In the town of Bunol, near Valencia, the mayor and his council meet tomorrow to decide the fate of the annual Tomatina. It was due to take place on August 26 but it is now certain to be cancelled. Held each year in August, it is another thoroughly wacky Spanish tradition, where 20,000 participants gather in the walled town and pelt each other from dawn to dark with hundreds of thousands of ripe tomatoes (it was estimated that 145,000 kilos were thrown at the 2015 event).
The tomato fight dates back to 1945, when during a parade through the town, one of the participants had his giant papier-mâché head knocked off, went berserk, chased the culprit and fell into a market stall of tomatoes, knocking them all to the ground. A fight started, then spread through the crowd, and soon they were pelting each other with tomatoes. Now, it has become so big that the 20,000 competitors have to pay to take part and are issued with bar coded tickets. The rules are as follows:
1. No bottles or hard objects can be thrown.

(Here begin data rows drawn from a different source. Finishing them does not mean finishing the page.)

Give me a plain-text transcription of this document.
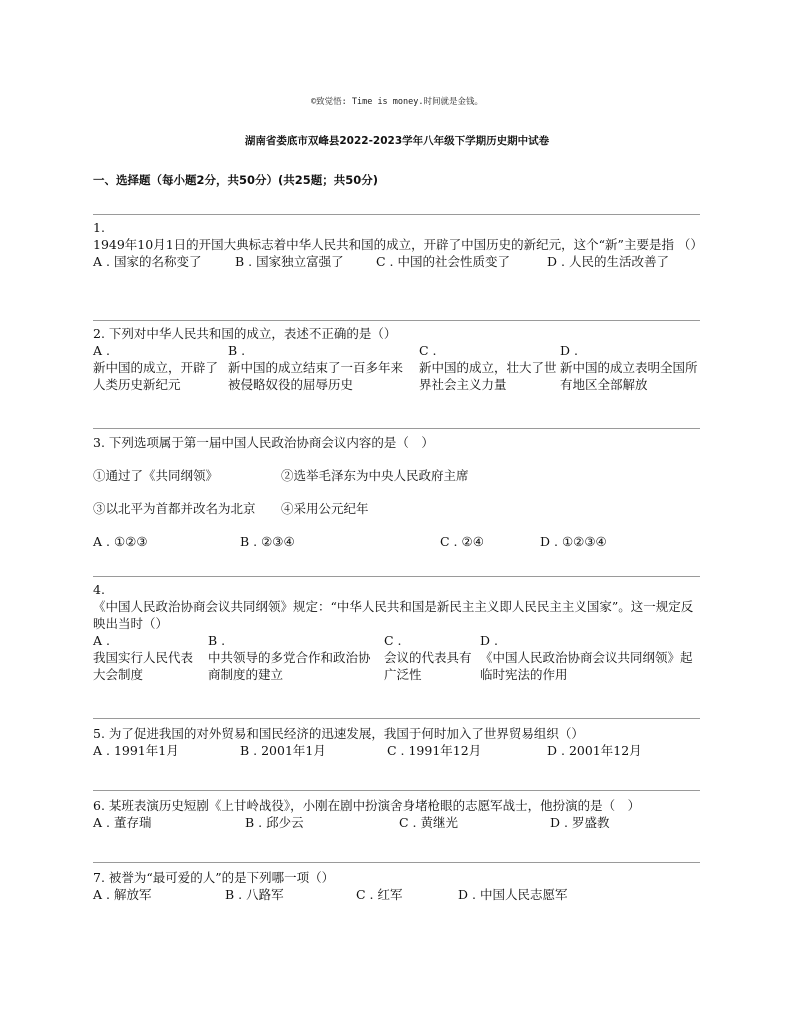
©致觉悟: Time is money.时间就是金钱。
湖南省娄底市双峰县2022-2023学年八年级下学期历史期中试卷
一、选择题（每小题2分，共50分）(共25题；共50分)
1.
1949年10月1日的开国大典标志着中华人民共和国的成立，开辟了中国历史的新纪元，这个“新”主要是指 （）
A . 国家的名称变了	B . 国家独立富强了	C . 中国的社会性质变了	D . 人民的生活改善了
2. 下列对中华人民共和国的成立，表述不正确的是（）
A .
新中国的成立，开辟了人类历史新纪元
B .
新中国的成立结束了一百多年来被侵略奴役的屈辱历史
C .
新中国的成立，壮大了世界社会主义力量
D .
新中国的成立表明全国所有地区全部解放
3. 下列选项属于第一届中国人民政治协商会议内容的是（　）
①通过了《共同纲领》	②选举毛泽东为中央人民政府主席
③以北平为首都并改名为北京 ④采用公元纪年
A . ①②③	B . ②③④	C . ②④	D . ①②③④
4.
《中国人民政治协商会议共同纲领》规定：“中华人民共和国是新民主主义即人民民主主义国家”。这一规定反映出当时（）
A .
我国实行人民代表大会制度
B .
中共领导的多党合作和政治协商制度的建立
C .
会议的代表具有广泛性
D .
《中国人民政治协商会议共同纲领》起临时宪法的作用
5. 为了促进我国的对外贸易和国民经济的迅速发展，我国于何时加入了世界贸易组织（）
A . 1991年1月	B . 2001年1月	C . 1991年12月	D . 2001年12月
6. 某班表演历史短剧《上甘岭战役》，小刚在剧中扮演舍身堵枪眼的志愿军战士，他扮演的是（　）
A . 董存瑞	B . 邱少云	C . 黄继光	D . 罗盛教
7. 被誉为“最可爱的人”的是下列哪一项（）
A . 解放军	B . 八路军	C . 红军	D . 中国人民志愿军
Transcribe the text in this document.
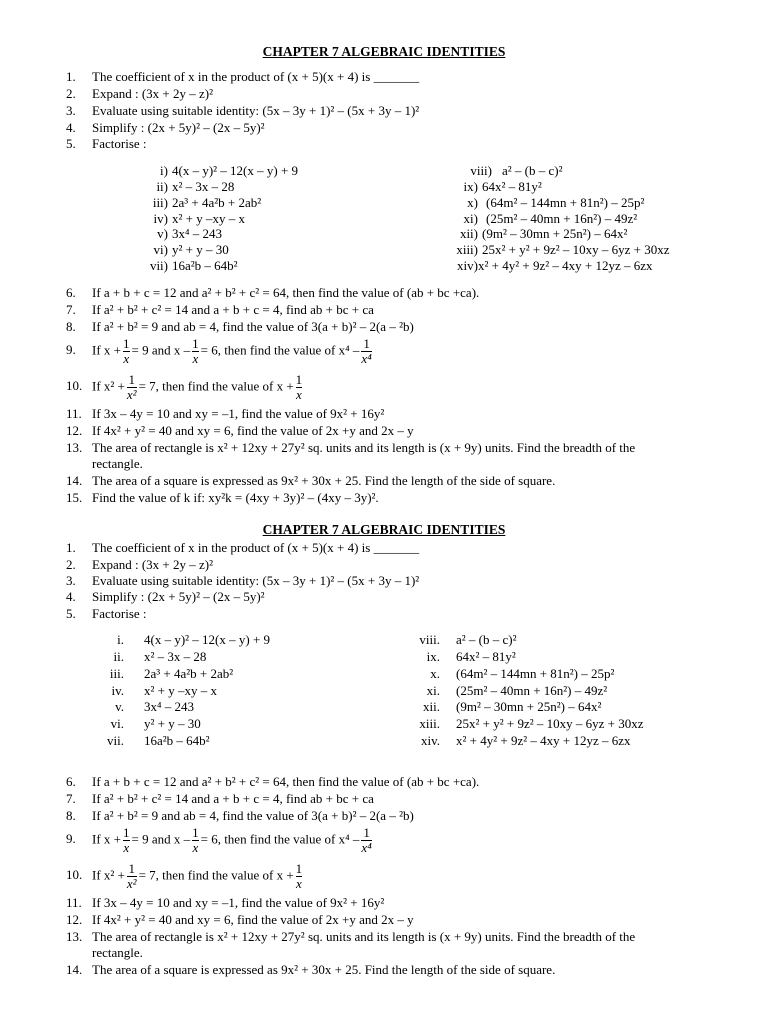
CHAPTER 7 ALGEBRAIC IDENTITIES
1. The coefficient of x in the product of (x + 5)(x + 4) is _______
2. Expand : (3x + 2y – z)²
3. Evaluate using suitable identity: (5x – 3y + 1)² – (5x + 3y – 1)²
4. Simplify : (2x + 5y)² – (2x – 5y)²
5. Factorise :
i) 4(x – y)² – 12(x – y) + 9
ii) x² – 3x – 28
iii) 2a³ + 4a²b + 2ab²
iv) x² + y –xy – x
v) 3x⁴ – 243
vi) y² + y – 30
vii) 16a²b – 64b²
viii) a² – (b – c)²
ix) 64x² – 81y²
x) (64m² – 144mn + 81n²) – 25p²
xi) (25m² – 40mn + 16n²) – 49z²
xii) (9m² – 30mn + 25n²) – 64x²
xiii) 25x² + y² + 9z² – 10xy – 6yz + 30xz
xiv)x² + 4y² + 9z² – 4xy + 12yz – 6zx
6. If a + b + c = 12 and a² + b² + c² = 64, then find the value of (ab + bc +ca).
7. If a² + b² + c² = 14 and a + b + c = 4, find ab + bc + ca
8. If a² + b² = 9 and ab = 4, find the value of 3(a + b)² – 2(a – ²b)
9. If $x + \frac{1}{x} = 9$ and $x - \frac{1}{x} = 6$, then find the value of $x^4 - \frac{1}{\text{x⁴}}$
10. If $x^2 + \frac{1}{\text{x²}} = 7$, then find the value of $x + \frac{1}{x}$
11. If 3x – 4y = 10 and xy = –1, find the value of 9x² + 16y²
12. If 4x² + y² = 40 and xy = 6, find the value of 2x +y and 2x – y
13. The area of rectangle is x² + 12xy + 27y² sq. units and its length is (x + 9y) units. Find the breadth of the
rectangle.
14. The area of a square is expressed as 9x² + 30x + 25. Find the length of the side of square.
15. Find the value of k if: xy²k = (4xy + 3y)² – (4xy – 3y)².
CHAPTER 7 ALGEBRAIC IDENTITIES
1. The coefficient of x in the product of (x + 5)(x + 4) is _______
2. Expand : (3x + 2y – z)²
3. Evaluate using suitable identity: (5x – 3y + 1)² – (5x + 3y – 1)²
4. Simplify : (2x + 5y)² – (2x – 5y)²
5. Factorise :
i. 4(x – y)² – 12(x – y) + 9
ii. x² – 3x – 28
iii. 2a³ + 4a²b + 2ab²
iv. x² + y –xy – x
v. 3x⁴ – 243
vi. y² + y – 30
vii. 16a²b – 64b²
viii. a² – (b – c)²
ix. 64x² – 81y²
x. (64m² – 144mn + 81n²) – 25p²
xi. (25m² – 40mn + 16n²) – 49z²
xii. (9m² – 30mn + 25n²) – 64x²
xiii. 25x² + y² + 9z² – 10xy – 6yz + 30xz
xiv. x² + 4y² + 9z² – 4xy + 12yz – 6zx
6. If a + b + c = 12 and a² + b² + c² = 64, then find the value of (ab + bc +ca).
7. If a² + b² + c² = 14 and a + b + c = 4, find ab + bc + ca
8. If a² + b² = 9 and ab = 4, find the value of 3(a + b)² – 2(a – ²b)
9. If $x + \frac{1}{x} = 9$ and $x - \frac{1}{x} = 6$, then find the value of $x^4 - \frac{1}{\text{x⁴}}$
10. If $x^2 + \frac{1}{\text{x²}} = 7$, then find the value of $x + \frac{1}{x}$
11. If 3x – 4y = 10 and xy = –1, find the value of 9x² + 16y²
12. If 4x² + y² = 40 and xy = 6, find the value of 2x +y and 2x – y
13. The area of rectangle is x² + 12xy + 27y² sq. units and its length is (x + 9y) units. Find the breadth of the
rectangle.
14. The area of a square is expressed as 9x² + 30x + 25. Find the length of the side of square.
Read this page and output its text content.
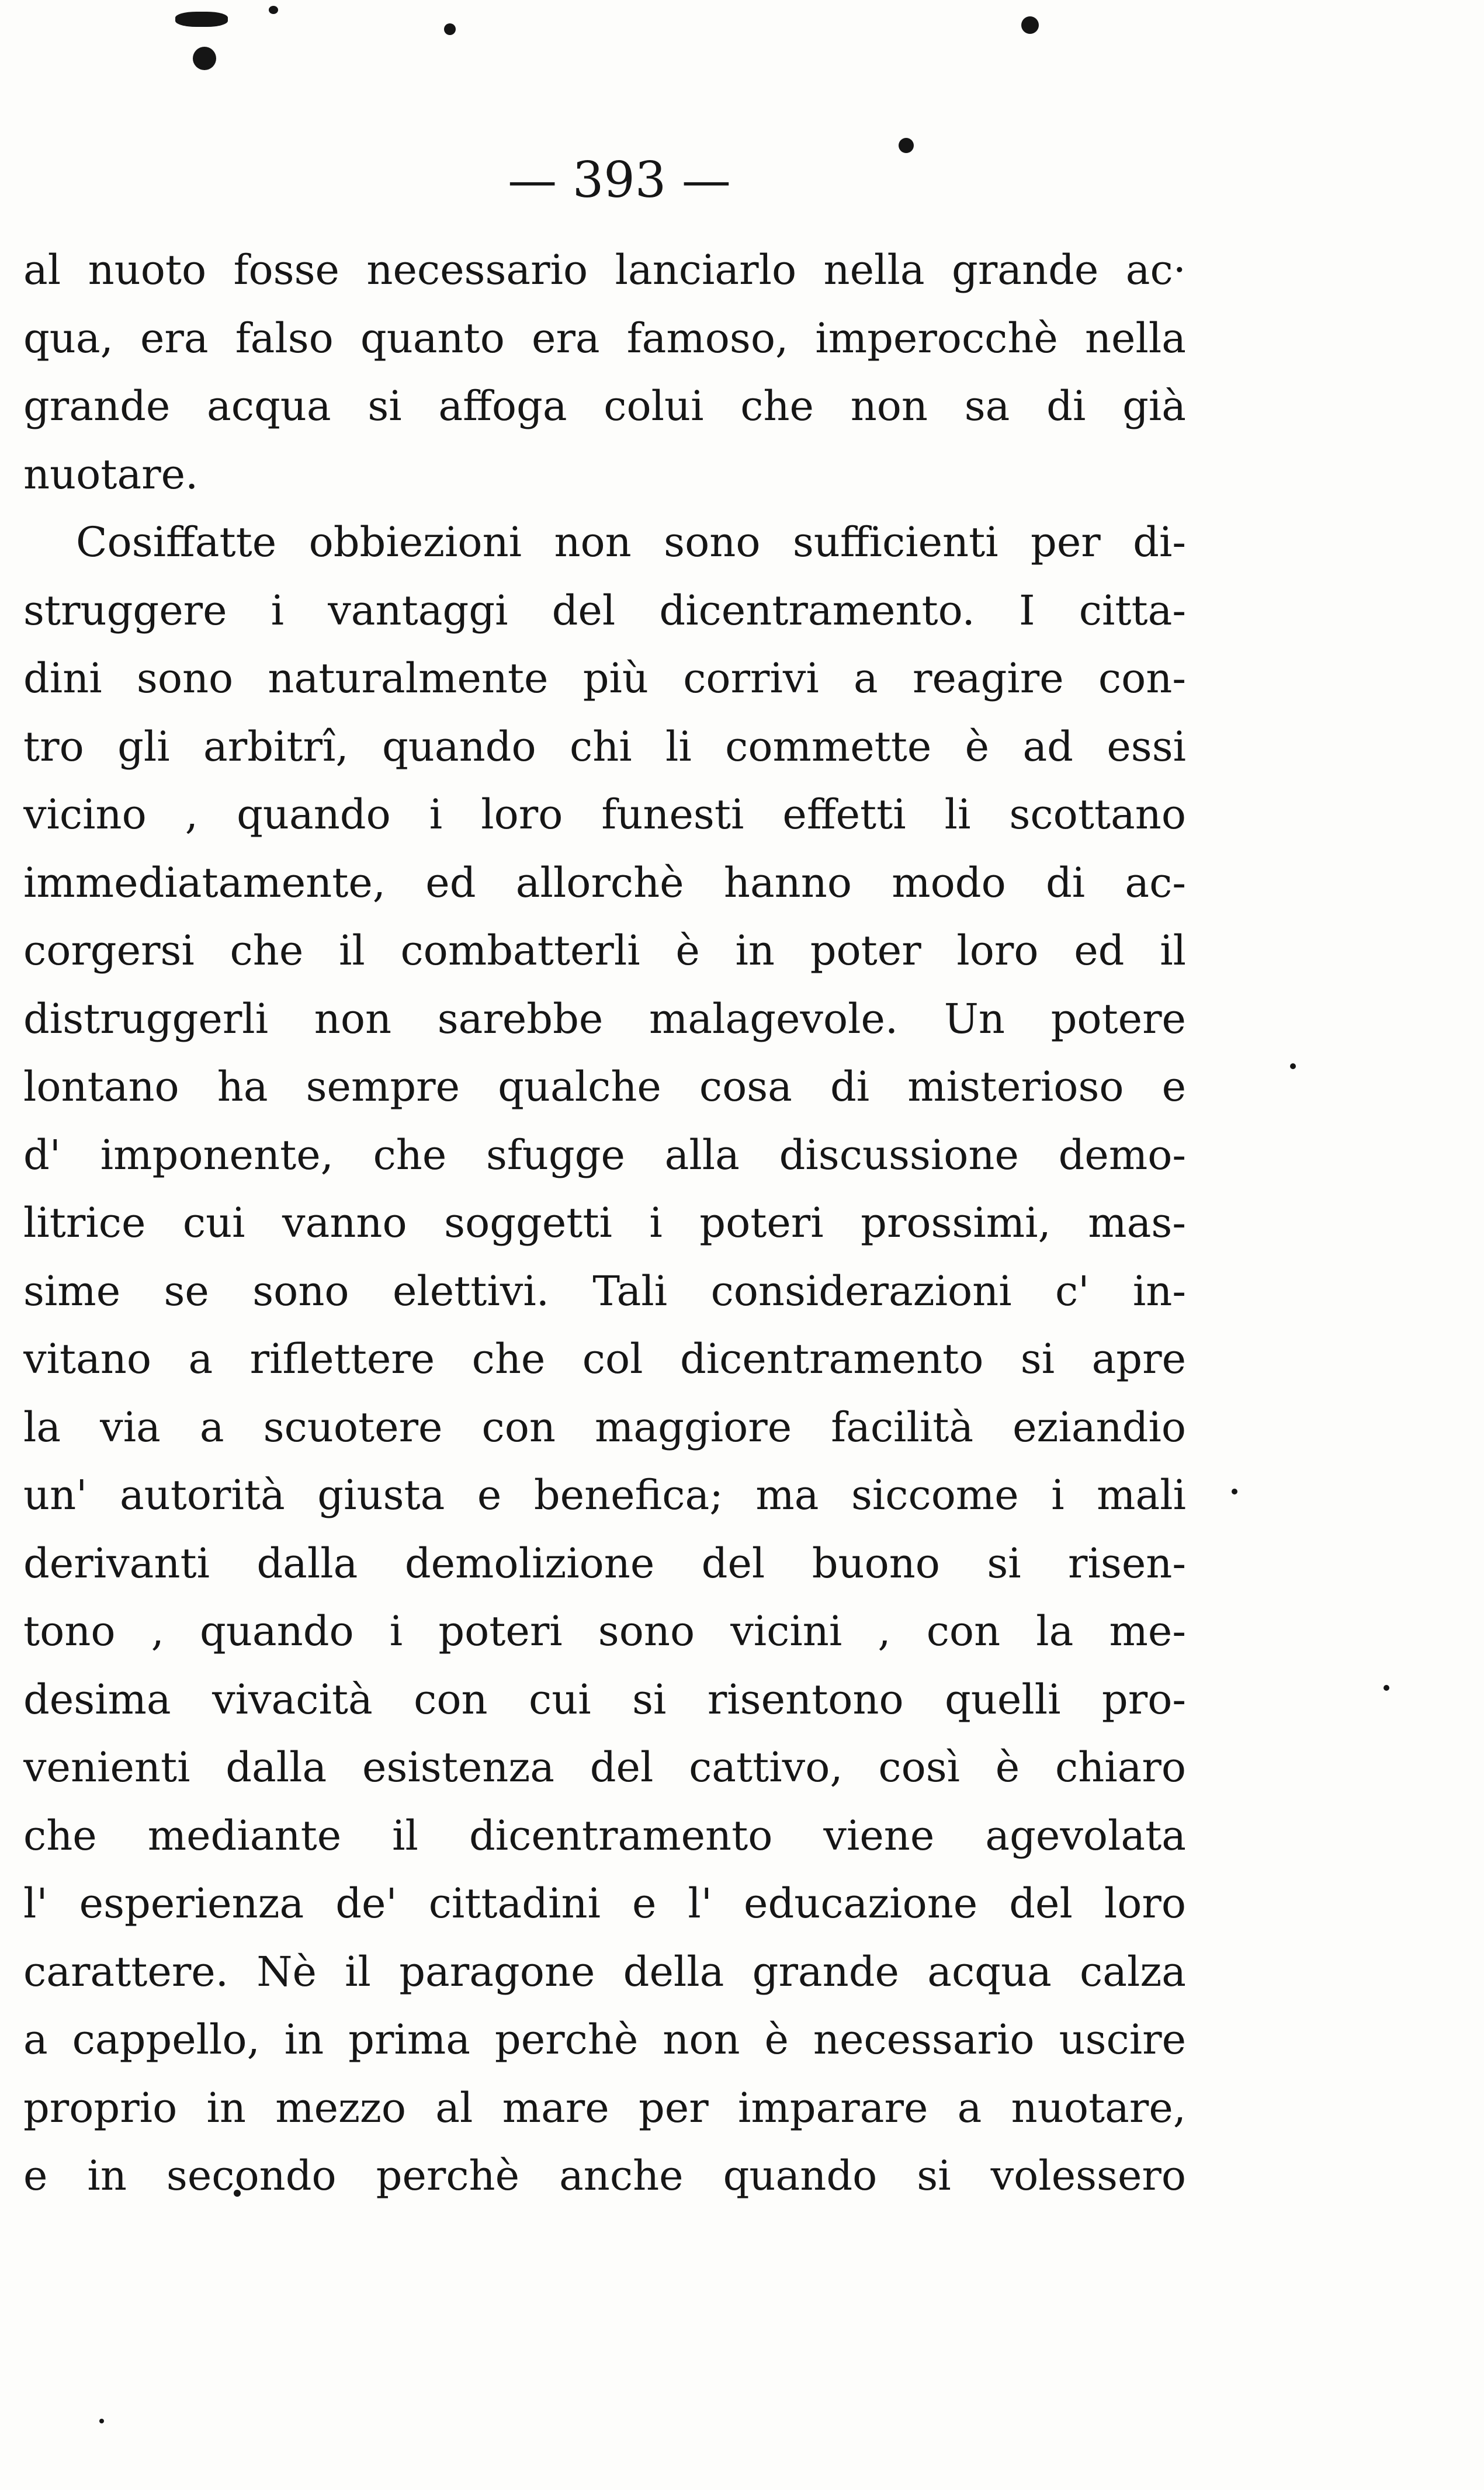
— 393 —
al nuoto fosse necessario lanciarlo nella grande ac·
qua, era falso quanto era famoso, imperocchè nella
grande acqua si affoga colui che non sa di già
nuotare.
Cosiffatte obbiezioni non sono sufficienti per di-
struggere i vantaggi del dicentramento. I citta-
dini sono naturalmente più corrivi a reagire con-
tro gli arbitrî, quando chi li commette è ad essi
vicino , quando i loro funesti effetti li scottano
immediatamente, ed allorchè hanno modo di ac-
corgersi che il combatterli è in poter loro ed il
distruggerli non sarebbe malagevole. Un potere
lontano ha sempre qualche cosa di misterioso e
d' imponente, che sfugge alla discussione demo-
litrice cui vanno soggetti i poteri prossimi, mas-
sime se sono elettivi. Tali considerazioni c' in-
vitano a riflettere che col dicentramento si apre
la via a scuotere con maggiore facilità eziandio
un' autorità giusta e benefica; ma siccome i mali
derivanti dalla demolizione del buono si risen-
tono , quando i poteri sono vicini , con la me-
desima vivacità con cui si risentono quelli pro-
venienti dalla esistenza del cattivo, così è chiaro
che mediante il dicentramento viene agevolata
l' esperienza de' cittadini e l' educazione del loro
carattere. Nè il paragone della grande acqua calza
a cappello, in prima perchè non è necessario uscire
proprio in mezzo al mare per imparare a nuotare,
e in secondo perchè anche quando si volessero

2. Do not tear or throw clothes.
3. Do not punch, kick or wrestle.
4. Follow the directions of security personnel.
All of which could apply to any GAA match up until the late 1980s.
These decisions are inevitable. With this plague, there are only unknowns. There is no vaccine yet (this will take a minimum of 12-18 months). It is not known if a vaccine will be possible at all. On Wednesday, China's top team of infectious disease experts, led by world-renowned Professor Li Lanjuan, released shocking new research that shows the virus is mutating at a rate that no one could have anticipated. Using a technique called ultra deep sequencing, they identified 33 mutations of coronavirus. They concluded that "the true nature and diversity of the virus is still largely under-appreciated". How do you find a cure for a plague you don't understand?
Spain's famous Haro Wine Battle has also been pulled. Haro is a village in the heart of the Rioja wine region, where the coronavirus outbreak has been particularly lethal. Every summer, thousands of competitors gather and run amok through the town, drenching each other in over 70,000 litres of red wine. And we thought we were mad? In a spirit of European solidarity and friendship, I think I speak for all of us when I say we are prepared to take that unused 70,000 litres off their hands.
Last Tuesday, a Wicklow man called Tom McGrath wrote a letter to The Irish Times which read as follows, "Sir. For God's sake, open the pubs again before we all become alcoholics. Yours etc."